Im Gegenteil: Es ist, als würde man aus Mitleid an einem Trainerteam festhalten, das das eigene Team ohne Not in einen Abstiegskampf manövriert hat, den man nicht gewillt ist anzunehmen und für dessen erfolgreiche Bewältigung das Know-how und die mentale Stärke fehlt. Dem Land und seinen Repräsentanten fehlen derzeit alle drei Zutaten, die Klopp so erfolgreich gemacht haben. Neben dem Optimismus, einer klaren Vision und der damit verbundenen Leidenschaft fehlt es im politischen Berlin aber noch an einer weiteren Tugend, die allen Sportbegeisterten bestens bekannt sind: an Teamgeist. „Elf Freunde müsst ihr sein“ weiß jeder, der selbst einmal aktiv Fußball gespielt hat. Trotz all der Differenzen in der Kabine, trotz der Konkurrenzsituation, die in jeder Mannschaft vorherrscht, trotz alldem kann ein Club nur dann erfolgreich sein, wenn alle sich in den Dienst der Mannschaft stellen. „Die Welt sollte eine Spielerkabine sein“ sagte Jürgen Klopp einmal im Hinblick auf die unterschiedlichsten Kulturen, die im Profisport aufeinanderprallen und kooperieren müssen (15).

Von einer solchen, zugegeben etwas kitschigen Vorstellung ist die „Spielerkabine“ Deutscher Bundestag meilenweit entfernt. Die Parteienlandschaft ist zerstritten und die Diskurse sind geprägt von gegenseitigen Vorwürfen der Demokratiefeindlichkeit. Um die Frage, wer mit wem zusammenarbeiten kann, geht es schon lange nicht mehr. Selbst wenn mal alle einer Meinung sind, werden Abstimmungen torpediert, damit man sich nicht den Vorwurf gefallen lassen muss, mit „den Falschen“ kooperiert zu haben.

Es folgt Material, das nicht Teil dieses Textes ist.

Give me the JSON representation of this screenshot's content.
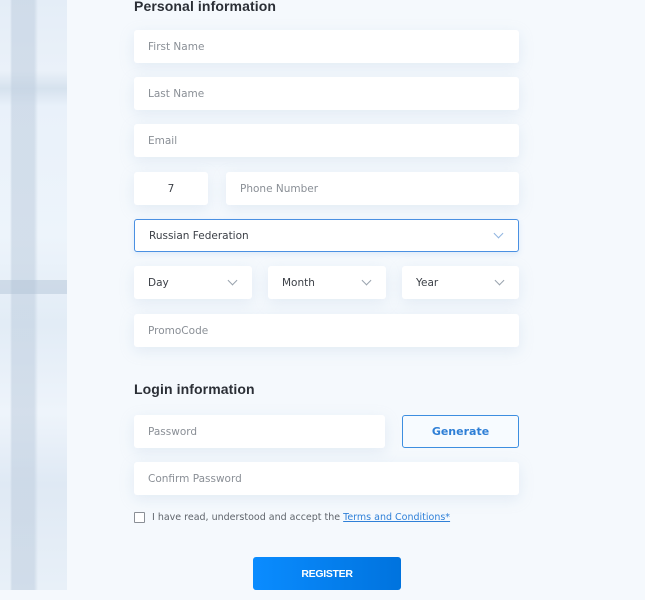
{
  "personal": {
    "title": "Personal information",
    "first_name_placeholder": "First Name",
    "last_name_placeholder": "Last Name",
    "email_placeholder": "Email",
    "phone_code": "7",
    "phone_placeholder": "Phone Number",
    "country": "Russian Federation",
    "day": "Day",
    "month": "Month",
    "year": "Year",
    "promo_placeholder": "PromoCode"
  },
  "login": {
    "title": "Login information",
    "password_placeholder": "Password",
    "generate_label": "Generate",
    "confirm_placeholder": "Confirm Password"
  },
  "agreement": {
    "text": "I have read, understood and accept the",
    "link": "Terms and Conditions*",
    "checked": false
  },
  "register_label": "REGISTER",
  "colors": {
    "accent": "#0a8cff",
    "link": "#2f80d8",
    "background": "#f5f9fd"
  }
}
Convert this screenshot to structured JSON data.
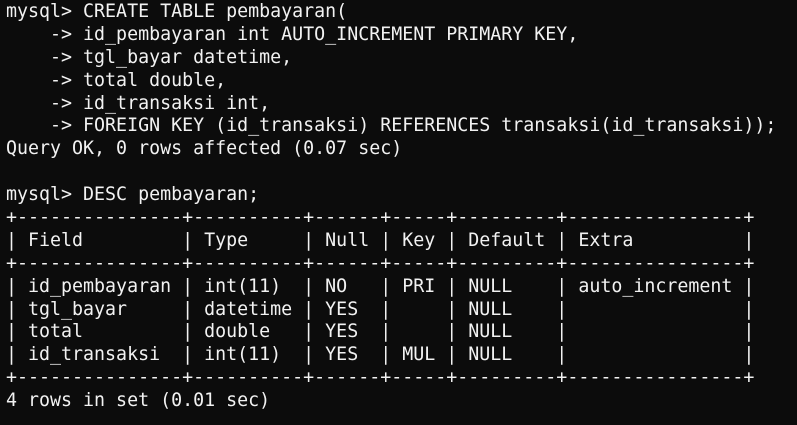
{
  "terminal": {
    "lines": [
      "mysql> CREATE TABLE pembayaran(",
      "    -> id_pembayaran int AUTO_INCREMENT PRIMARY KEY,",
      "    -> tgl_bayar datetime,",
      "    -> total double,",
      "    -> id_transaksi int,",
      "    -> FOREIGN KEY (id_transaksi) REFERENCES transaksi(id_transaksi));",
      "Query OK, 0 rows affected (0.07 sec)",
      "",
      "mysql> DESC pembayaran;",
      "+---------------+----------+------+-----+---------+----------------+",
      "| Field         | Type     | Null | Key | Default | Extra          |",
      "+---------------+----------+------+-----+---------+----------------+",
      "| id_pembayaran | int(11)  | NO   | PRI | NULL    | auto_increment |",
      "| tgl_bayar     | datetime | YES  |     | NULL    |                |",
      "| total         | double   | YES  |     | NULL    |                |",
      "| id_transaksi  | int(11)  | YES  | MUL | NULL    |                |",
      "+---------------+----------+------+-----+---------+----------------+",
      "4 rows in set (0.01 sec)"
    ]
  },
  "colors": {
    "background": "#0c0c0c",
    "text": "#f2f2f2"
  }
}
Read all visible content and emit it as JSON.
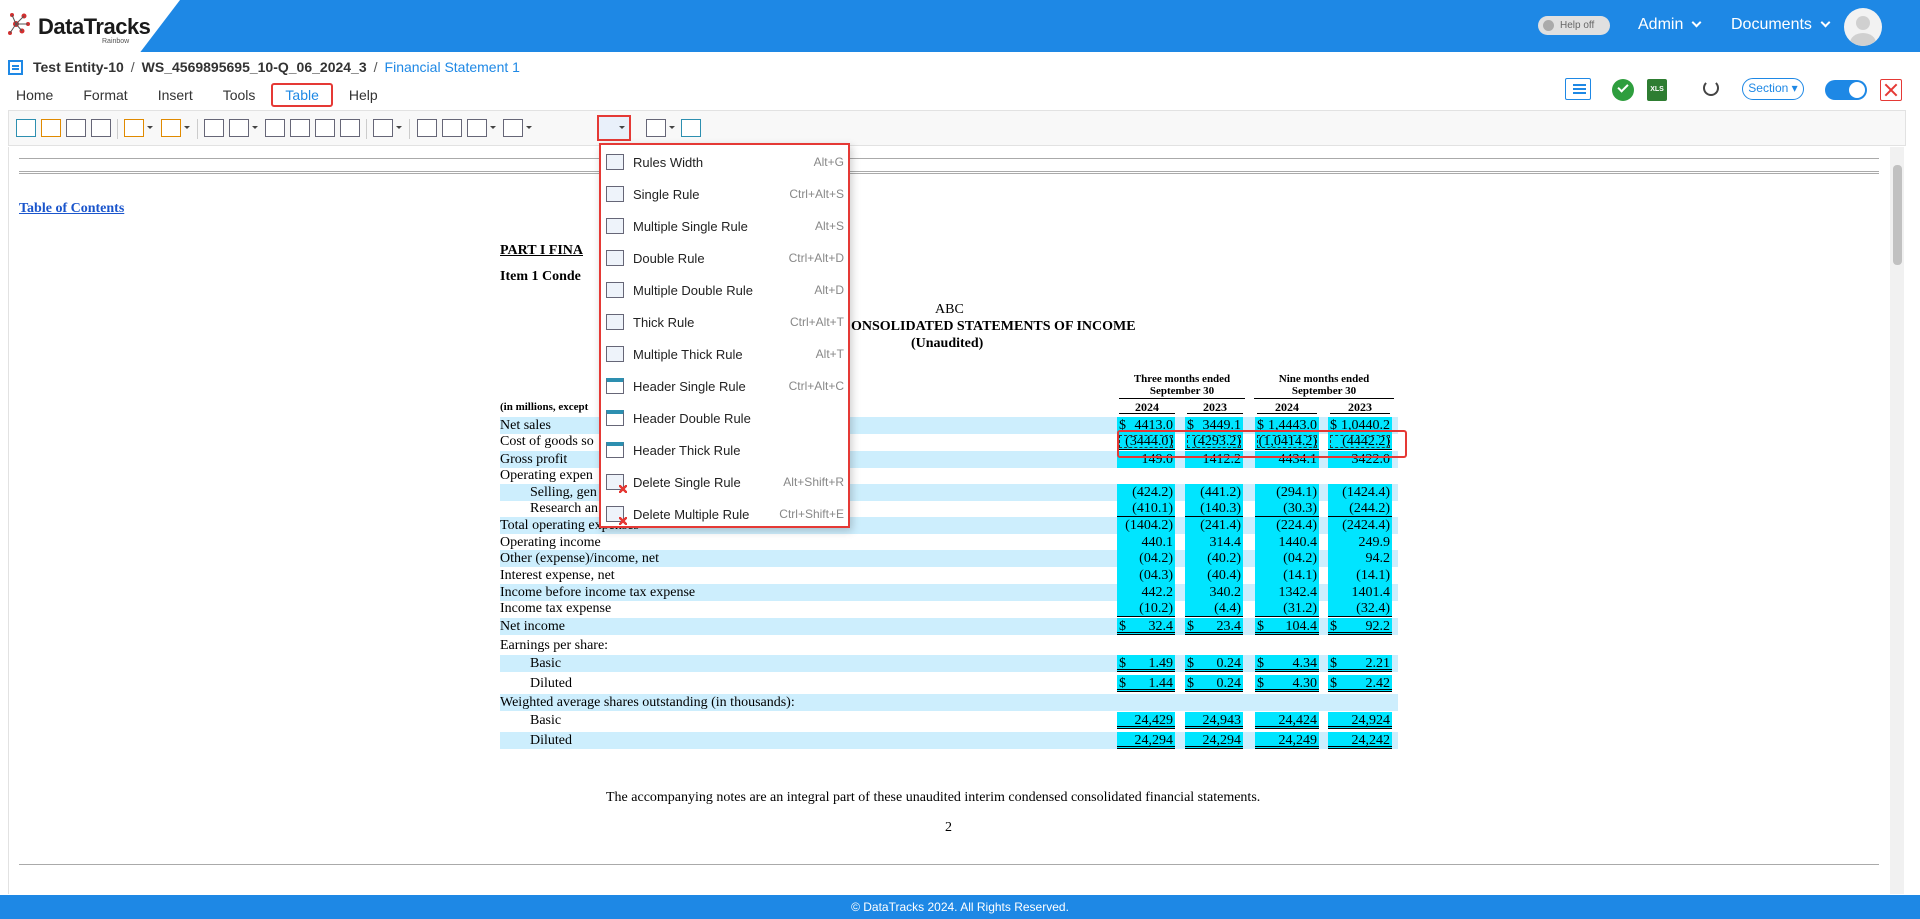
{
  "app": {
    "logo_text": "DataTracks",
    "logo_sub": "Rainbow"
  },
  "topbar": {
    "help_toggle": "Help off",
    "admin": "Admin",
    "documents": "Documents"
  },
  "breadcrumb": {
    "entity": "Test Entity-10",
    "workspace": "WS_4569895695_10-Q_06_2024_3",
    "separator": "/",
    "statement": "Financial Statement 1"
  },
  "menu": [
    "Home",
    "Format",
    "Insert",
    "Tools",
    "Table",
    "Help"
  ],
  "active_menu": "Table",
  "right_tools": {
    "section": "Section"
  },
  "dropdown": [
    {
      "label": "Rules Width",
      "shortcut": "Alt+G",
      "icon": "rules-width-icon"
    },
    {
      "label": "Single Rule",
      "shortcut": "Ctrl+Alt+S",
      "icon": "single-rule-icon"
    },
    {
      "label": "Multiple Single Rule",
      "shortcut": "Alt+S",
      "icon": "multiple-single-rule-icon"
    },
    {
      "label": "Double Rule",
      "shortcut": "Ctrl+Alt+D",
      "icon": "double-rule-icon"
    },
    {
      "label": "Multiple Double Rule",
      "shortcut": "Alt+D",
      "icon": "multiple-double-rule-icon"
    },
    {
      "label": "Thick Rule",
      "shortcut": "Ctrl+Alt+T",
      "icon": "thick-rule-icon"
    },
    {
      "label": "Multiple Thick Rule",
      "shortcut": "Alt+T",
      "icon": "multiple-thick-rule-icon"
    },
    {
      "label": "Header Single Rule",
      "shortcut": "Ctrl+Alt+C",
      "icon": "header-single-rule-icon"
    },
    {
      "label": "Header Double Rule",
      "shortcut": "",
      "icon": "header-double-rule-icon"
    },
    {
      "label": "Header Thick Rule",
      "shortcut": "",
      "icon": "header-thick-rule-icon"
    },
    {
      "label": "Delete Single Rule",
      "shortcut": "Alt+Shift+R",
      "icon": "delete-single-rule-icon"
    },
    {
      "label": "Delete Multiple Rule",
      "shortcut": "Ctrl+Shift+E",
      "icon": "delete-multiple-rule-icon"
    }
  ],
  "doc": {
    "toc": "Table of Contents",
    "part": "PART I    FINA",
    "item": "Item 1    Conde",
    "company": "ABC",
    "title": "ONSOLIDATED STATEMENTS OF INCOME",
    "subtitle": "(Unaudited)",
    "units": "(in millions, except",
    "col_group1": "Three months ended September 30",
    "col_group2": "Nine months ended September 30",
    "years": [
      "2024",
      "2023",
      "2024",
      "2023"
    ],
    "rows": [
      {
        "label": "Net sales",
        "vals": [
          "4413.0",
          "3449.1",
          "1,4443.0",
          "1,0440.2"
        ],
        "dollar": true
      },
      {
        "label": "Cost of goods so",
        "vals": [
          "(3444.0)",
          "(4293.2)",
          "(1,0414.2)",
          "(4442.2)"
        ]
      },
      {
        "label": "Gross profit",
        "vals": [
          "149.0",
          "1412.2",
          "4434.1",
          "3422.0"
        ]
      },
      {
        "label": "Operating expen",
        "vals": [
          "",
          "",
          "",
          ""
        ]
      },
      {
        "label": "Selling, gen",
        "vals": [
          "(424.2)",
          "(441.2)",
          "(294.1)",
          "(1424.4)"
        ],
        "indent": true
      },
      {
        "label": "Research an",
        "vals": [
          "(410.1)",
          "(140.3)",
          "(30.3)",
          "(244.2)"
        ],
        "indent": true
      },
      {
        "label": "Total operating expenses",
        "vals": [
          "(1404.2)",
          "(241.4)",
          "(224.4)",
          "(2424.4)"
        ]
      },
      {
        "label": "Operating income",
        "vals": [
          "440.1",
          "314.4",
          "1440.4",
          "249.9"
        ]
      },
      {
        "label": "Other (expense)/income, net",
        "vals": [
          "(04.2)",
          "(40.2)",
          "(04.2)",
          "94.2"
        ]
      },
      {
        "label": "Interest expense, net",
        "vals": [
          "(04.3)",
          "(40.4)",
          "(14.1)",
          "(14.1)"
        ]
      },
      {
        "label": "Income before income tax expense",
        "vals": [
          "442.2",
          "340.2",
          "1342.4",
          "1401.4"
        ]
      },
      {
        "label": "Income tax expense",
        "vals": [
          "(10.2)",
          "(4.4)",
          "(31.2)",
          "(32.4)"
        ]
      },
      {
        "label": "Net income",
        "vals": [
          "32.4",
          "23.4",
          "104.4",
          "92.2"
        ],
        "dollar": true
      },
      {
        "label": "Earnings per share:",
        "vals": [
          "",
          "",
          "",
          ""
        ]
      },
      {
        "label": "Basic",
        "vals": [
          "1.49",
          "0.24",
          "4.34",
          "2.21"
        ],
        "dollar": true,
        "indent": true
      },
      {
        "label": "Diluted",
        "vals": [
          "1.44",
          "0.24",
          "4.30",
          "2.42"
        ],
        "dollar": true,
        "indent": true
      },
      {
        "label": "Weighted average shares outstanding (in thousands):",
        "vals": [
          "",
          "",
          "",
          ""
        ]
      },
      {
        "label": "Basic",
        "vals": [
          "24,429",
          "24,943",
          "24,424",
          "24,924"
        ],
        "indent": true
      },
      {
        "label": "Diluted",
        "vals": [
          "24,294",
          "24,294",
          "24,249",
          "24,242"
        ],
        "indent": true
      }
    ],
    "note": "The accompanying notes are an integral part of these unaudited interim condensed consolidated financial statements.",
    "page_no": "2"
  },
  "footer": "© DataTracks 2024. All Rights Reserved."
}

Wenn in einer Fußballmannschaft die Spieler derart zerstritten sind, dass einige gegenüber ihren Mitspielern so starke Ressentiments haben, dass sie sich mehr als Solisten denn als Teamsportler sehen, dauert es zumeist nicht lange bis zum sportlichen Supergau. Es hat eben schon seinen Grund, warum akut abstiegsbedrohte Mannschaften vor entscheidenden Spielen ins Trainingslager fahren, um zu versuchen, den Zusammenhalt auf den letzten Metern noch einmal zu stärken.

Letzten Endes ist die Politik jedoch kein Sport — und der Bundestag keine Fußballmannschaft. Es wird nicht dazu kommen, dass die Mitglieder des Bundestages gemeinsam verreisen, um ein Pendant zum „Geist von Malente“ — dem mythischen Ort des Trainingslagers der deutschen Weltmeistermannschaft von 1974 — herbeizurufen. Auch wenn das vermutlich gar keine so schlechte Idee wäre.

Es wäre allerdings schon einiges gewonnen, wenn sich die Beteiligten darauf besinnen würden, dass sie im politischen Spiel Mitglieder ein und desselben Teams sind. Ein Team, dessen Ziel es nur sein kann, die etwas schnappatmige Bundesrepublik wieder topfit für das 21. Jahrhundert zu machen.

Zugegeben: Eine aktuell mehr als kitschige Vorstellung. Mit Blick auf das große gegenseitige Misstrauen bleibt es zweifelhaft, ob die etablierten Parteien oder auch die AfD bei den Bundestagswahlen 2025 und 2029 in der Lage sind, Kandidaten für das „Trainerteam“ zu stellen, die das Land wieder vereinen können.

Doch wer nun deshalb denkt, Deutschland sei verloren, sollte sich an eines erinnern: Genau in solchen, scheinbar ausweglosen Situationen heuerte Jürgen Klopp bei seinen Vereinen an und führte sie zu Erfolgen, von denen kaum einer zu träumen wagte. Die entscheidende Frage kann von daher nur lauten: Wer in der Politik hat das Zeug dazu, „der (oder die) nächste Jürgen Klopp“ zu werden?